Он гасит свет и уходит.
Я лежу без сна до рассвета и слушаю, как он ворочается на раскладушке, как над ухом звенит комариная темнота, как ветер мягко толкается в окно, и вспоминаю все, что у нас с ним было.
Ночные проселочные дороги… Мы гуляли по ним до утра и болтали чепуху. Илья был весь перепачкан краской и лунным светом. Длинная челка закрывала глаза, живые и царапающие, длинные рукава старого свитера закрывали озябшие руки. Он был похож в нем на Пьеро. И за это — за то, что он был похож на Пьеро, мне хотелось поцеловать его.
Голубая осень рисует яблони в моем саду. Илья пишет маслом мою осень. Стоит перед мольбертом с кистью в руках, и шершавые, корявые, с нежным зеленым мхом стволы прорастают сквозь холст.
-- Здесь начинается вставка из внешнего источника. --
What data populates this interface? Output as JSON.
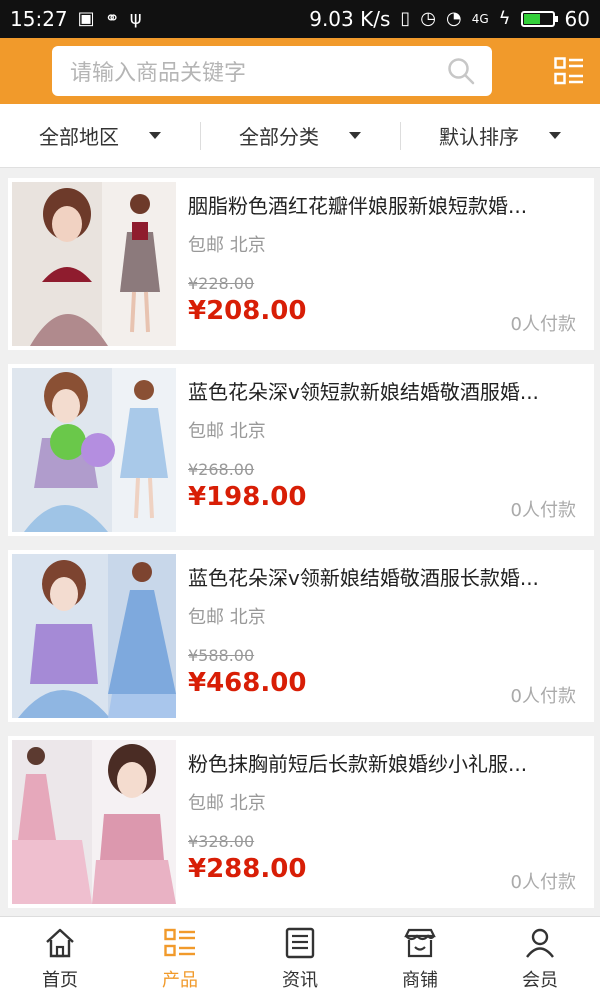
{
  "status_bar": {
    "time": "15:27",
    "speed": "9.03 K/s",
    "signal": "4G",
    "battery": "60",
    "battery_level": 0.6
  },
  "search": {
    "placeholder": "请输入商品关键字"
  },
  "filters": [
    {
      "label": "全部地区"
    },
    {
      "label": "全部分类"
    },
    {
      "label": "默认排序"
    }
  ],
  "products": [
    {
      "title": "胭脂粉色酒红花瓣伴娘服新娘短款婚...",
      "shipping": "包邮",
      "location": "北京",
      "old_price": "¥228.00",
      "new_price": "¥208.00",
      "sold": "0人付款"
    },
    {
      "title": "蓝色花朵深v领短款新娘结婚敬酒服婚...",
      "shipping": "包邮",
      "location": "北京",
      "old_price": "¥268.00",
      "new_price": "¥198.00",
      "sold": "0人付款"
    },
    {
      "title": "蓝色花朵深v领新娘结婚敬酒服长款婚...",
      "shipping": "包邮",
      "location": "北京",
      "old_price": "¥588.00",
      "new_price": "¥468.00",
      "sold": "0人付款"
    },
    {
      "title": "粉色抹胸前短后长款新娘婚纱小礼服...",
      "shipping": "包邮",
      "location": "北京",
      "old_price": "¥328.00",
      "new_price": "¥288.00",
      "sold": "0人付款"
    }
  ],
  "bottom_nav": [
    {
      "label": "首页",
      "icon": "home-icon"
    },
    {
      "label": "产品",
      "icon": "products-icon"
    },
    {
      "label": "资讯",
      "icon": "news-icon"
    },
    {
      "label": "商铺",
      "icon": "store-icon"
    },
    {
      "label": "会员",
      "icon": "member-icon"
    }
  ],
  "colors": {
    "accent": "#f19a2b",
    "price": "#d81e06"
  }
}
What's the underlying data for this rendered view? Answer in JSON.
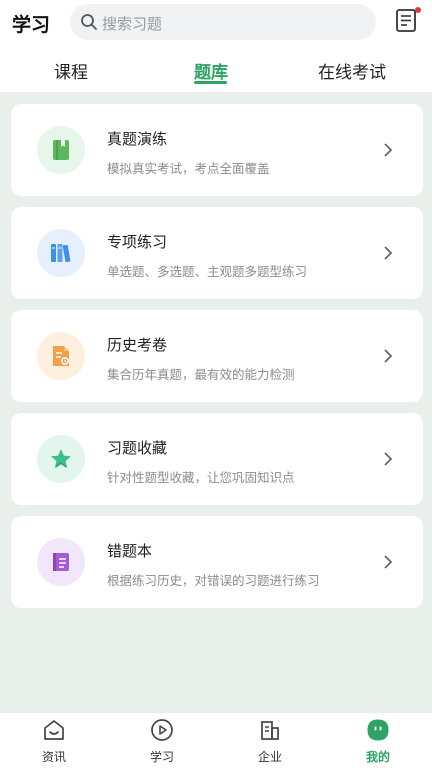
{
  "header": {
    "title": "学习",
    "search_placeholder": "搜索习题",
    "notification_dot_color": "#e53935"
  },
  "tabs": [
    {
      "label": "课程",
      "active": false
    },
    {
      "label": "题库",
      "active": true
    },
    {
      "label": "在线考试",
      "active": false
    }
  ],
  "cards": [
    {
      "title": "真题演练",
      "desc": "模拟真实考试，考点全面覆盖",
      "icon": "book-icon",
      "icon_color": "#5cb85c",
      "icon_bg": "#e6f6ea"
    },
    {
      "title": "专项练习",
      "desc": "单选题、多选题、主观题多题型练习",
      "icon": "books-icon",
      "icon_color": "#3e8ef0",
      "icon_bg": "#e5f0fc"
    },
    {
      "title": "历史考卷",
      "desc": "集合历年真题，最有效的能力检测",
      "icon": "exam-paper-icon",
      "icon_color": "#f0a04b",
      "icon_bg": "#fdf0df"
    },
    {
      "title": "习题收藏",
      "desc": "针对性题型收藏，让您巩固知识点",
      "icon": "star-icon",
      "icon_color": "#3cbf8c",
      "icon_bg": "#e2f6ee"
    },
    {
      "title": "错题本",
      "desc": "根据练习历史，对错误的习题进行练习",
      "icon": "notebook-icon",
      "icon_color": "#a45cd6",
      "icon_bg": "#f2e6fa"
    }
  ],
  "bottom_nav": [
    {
      "label": "资讯",
      "icon": "home-icon",
      "active": false
    },
    {
      "label": "学习",
      "icon": "play-icon",
      "active": false
    },
    {
      "label": "企业",
      "icon": "building-icon",
      "active": false
    },
    {
      "label": "我的",
      "icon": "profile-face-icon",
      "active": true
    }
  ],
  "colors": {
    "accent": "#2ea363",
    "content_bg": "#e9f0ec"
  }
}
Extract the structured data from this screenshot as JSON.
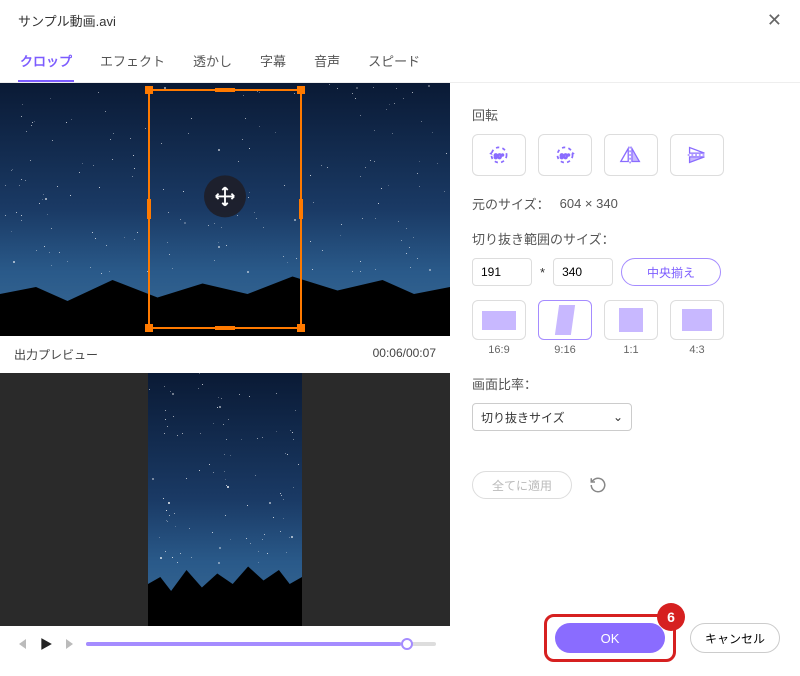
{
  "title": "サンプル動画.avi",
  "tabs": [
    "クロップ",
    "エフェクト",
    "透かし",
    "字幕",
    "音声",
    "スピード"
  ],
  "activeTab": 0,
  "preview": {
    "label": "出力プレビュー",
    "time": "00:06/00:07"
  },
  "rotate": {
    "label": "回転"
  },
  "origSize": {
    "label": "元のサイズ：",
    "value": "604 × 340"
  },
  "cropSize": {
    "label": "切り抜き範囲のサイズ：",
    "w": "191",
    "h": "340",
    "sep": "*",
    "center": "中央揃え"
  },
  "aspects": [
    {
      "label": "16:9"
    },
    {
      "label": "9:16"
    },
    {
      "label": "1:1"
    },
    {
      "label": "4:3"
    }
  ],
  "aspectSelected": 1,
  "ratio": {
    "label": "画面比率：",
    "value": "切り抜きサイズ"
  },
  "applyAll": "全てに適用",
  "ok": "OK",
  "cancel": "キャンセル",
  "badge": "6"
}
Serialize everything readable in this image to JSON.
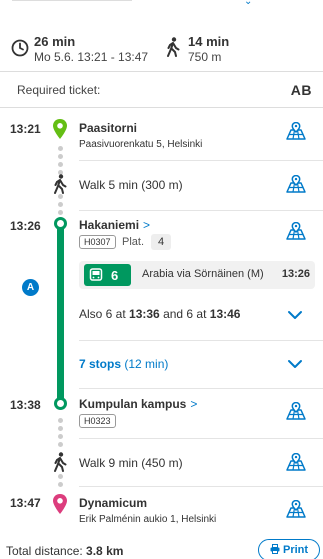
{
  "summary": {
    "duration": "26 min",
    "date_range": "Mo 5.6. 13:21 - 13:47",
    "walk_duration": "14 min",
    "walk_distance": "750 m"
  },
  "ticket": {
    "label": "Required ticket:",
    "zone": "AB"
  },
  "legs": {
    "origin": {
      "time": "13:21",
      "name": "Paasitorni",
      "address": "Paasivuorenkatu 5, Helsinki"
    },
    "walk1": {
      "text": "Walk 5 min (300 m)"
    },
    "board": {
      "time": "13:26",
      "name": "Hakaniemi",
      "code": "H0307",
      "platform_label": "Plat.",
      "platform": "4"
    },
    "tram": {
      "line": "6",
      "destination": "Arabia via Sörnäinen (M)",
      "departure": "13:26"
    },
    "also": {
      "prefix": "Also 6 at ",
      "time1": "13:36",
      "middle": " and 6 at ",
      "time2": "13:46"
    },
    "stops": {
      "count": "7 stops",
      "duration": "(12 min)"
    },
    "alight": {
      "time": "13:38",
      "name": "Kumpulan kampus",
      "code": "H0323"
    },
    "walk2": {
      "text": "Walk 9 min (450 m)"
    },
    "destination": {
      "time": "13:47",
      "name": "Dynamicum",
      "address": "Erik Palménin aukio 1, Helsinki"
    }
  },
  "zone_marker": "A",
  "footer": {
    "total_label": "Total distance: ",
    "total_value": "3.8 km",
    "print_label": "Print"
  },
  "colors": {
    "tram": "#00985f",
    "accent": "#007ac9",
    "origin": "#64be14",
    "destination": "#dc3d7d"
  },
  "icons": [
    "clock-icon",
    "walk-icon",
    "location-pin-icon",
    "map-icon",
    "tram-icon",
    "chevron-down-icon",
    "chevron-right-icon",
    "print-icon"
  ]
}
Меня он почти не видит, потому что я прозрачна и легка, как крылья пролетевшей мимо стрекозы, и такая маленькая, что уместилась бы на его ладони.
Вечером в жарко натопленном доме он подолгу играет на гитаре, а я слушаю музыку и узнаю мимику огня — розовые скачущие тени на обоях. Строчки в книге, лежащей на моих коленях, вытягиваются в одну, длинную и неровную, похожую на мою жизнь. Иногда Илья неожиданно взглядывает на меня, а я нарочно не отрываюсь от книги, но строк уже не вижу, перехватывает дыхание, и, кажется, невозможно вынести такое счастье. “Давай пить чай”, — говорю я, чтобы что-нибудь сказать. Чай горячий и крепкий, и ночь наполняется его ароматом и нашими голосами. Тепло, исходящее от печки, неяркий свет торшера и старый гобелен со сказочным домиком делают почти невозможным дождь, стучащий в окна. Давно остановившиеся часы дают нам свободу…
— Не приходи больше, — жестким утренним голосом просит Илья, моментально соскребая мои романтические воспоминания. — Пойми, это бессмысленно.
— Хорошо, больше не приду.
* * *
Приду не к тебе.
Утром — к Андрейке, шестнадцатилетнему парнишке. Приготовила обед, постирала — на этот раз оказалось еще и постельное белье. Его любимый комплект, с верблюдами, глазеющими на заходящее солнце. Пока не погладишь — мордочки у верблюдов сморщенные и солнце мятое. Андрейка смеется: “Вот перекосило-то!” Он любит смотреть, как постепенно разглаживаются лучи, закат становится шире, морды — благороднее. Он всегда, когда я что-то делаю, садится рядом и смотрит: молча, внимательно и напряженно.
Подметала пол — увидела в коридоре один ботинок, стала искать второй, чтобы поставить их рядышком. Вдруг вспомнила. Представила, как второй ботинок, неодеванный, лежит в пыльной коробке где-нибудь на антресолях…
Андрейка показывает мне свои новые костыли.
— Вот тут очень удобно сделано для подмышек, ткань мягкая проложена. Потрогай. Ну как, мягкая?
— Очень.
— Классно, да?
— Да.
— Брат подарил… Может, останешься со мной пообедать?
— Нет, — говорю и вижу, как меркнут глаза Андрейки, — не могу. Мне еще надо к Кузьмичу и к тете Люсе.
Кузьмич, восьмидесятитрехлетний дед, последние пятнадцать лет, с тех пор, как умерла его жена, живет один и вот уже два года пользуется моими услугами. Веселый, худой, в больших квадратных очках, клетчатой байковой рубашке и вытянутых на коленях трико, он семенит по комнатам, балагурит, постоянно занимая меня разговорами. Усаживает пить чай, заставляет играть с ним в шахматы, рассказывает о своей старухе.